Leth also brings a clearly European sensibility to the ruminative, shocking Haiti Untitled (1996), which will be shown on the same program as 66 Scenes. The film was shot in Haiti in 1994, when US troops occupied the country to help reinstate overthrown president Jean-Bertrand Aristide and end a three-year period of military dictatorship. We see slaughtered bodies in the streets, a funeral procession, poor people picking through a sea of garbage among little fires, female nudes posed sybaritically in elegant settings. A white woman photographer talks of her attachment to the country, where she has come to escape the "death by nightmare" of her troubled personal life. Prominent in the film is Emmanuel "Toto" Constant, leader of Haiti's far-right FRAPH death squads and seen here pontificating, taking a phone call, and participating in a voodoo ritual.

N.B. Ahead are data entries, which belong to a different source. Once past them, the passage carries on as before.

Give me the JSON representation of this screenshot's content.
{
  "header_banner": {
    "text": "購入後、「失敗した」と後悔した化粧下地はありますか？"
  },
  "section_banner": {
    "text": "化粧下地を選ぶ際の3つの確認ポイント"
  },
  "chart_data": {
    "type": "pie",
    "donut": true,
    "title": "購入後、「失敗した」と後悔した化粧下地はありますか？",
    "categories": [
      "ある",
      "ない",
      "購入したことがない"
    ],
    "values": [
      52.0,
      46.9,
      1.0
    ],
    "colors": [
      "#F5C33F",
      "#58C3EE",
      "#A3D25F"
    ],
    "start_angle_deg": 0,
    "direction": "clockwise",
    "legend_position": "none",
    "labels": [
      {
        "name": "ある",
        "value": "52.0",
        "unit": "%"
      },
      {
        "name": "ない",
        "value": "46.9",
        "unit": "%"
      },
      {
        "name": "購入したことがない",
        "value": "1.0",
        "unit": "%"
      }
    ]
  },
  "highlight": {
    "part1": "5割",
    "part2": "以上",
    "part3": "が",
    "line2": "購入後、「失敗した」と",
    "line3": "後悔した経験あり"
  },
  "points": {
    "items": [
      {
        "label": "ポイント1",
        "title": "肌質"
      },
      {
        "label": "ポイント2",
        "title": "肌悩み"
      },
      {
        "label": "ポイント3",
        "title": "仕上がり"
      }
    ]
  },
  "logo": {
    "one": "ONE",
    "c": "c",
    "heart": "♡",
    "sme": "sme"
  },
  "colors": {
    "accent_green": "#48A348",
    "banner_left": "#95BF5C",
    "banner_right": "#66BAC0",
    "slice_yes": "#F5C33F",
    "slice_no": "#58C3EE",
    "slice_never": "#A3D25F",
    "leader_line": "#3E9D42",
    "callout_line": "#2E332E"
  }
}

Former CIA employee Constant, by the way, now lives a free man in Queens -- probably not in the same neighborhood that Gerry of Under New York came from.

The other feature film in the series is Knud Vesterkov's By the Dawn's Early Light (1993; February 4 at 7 p.m.), which has something to do with New York writer/painter David Wojnarowicz, who died of AIDS in 1991. What, finally, is the Danish point of view on America? Maybe it will become clearer after we've seen the next Lars von Trier film -- which is reported to be a musical set in America and starring Björk.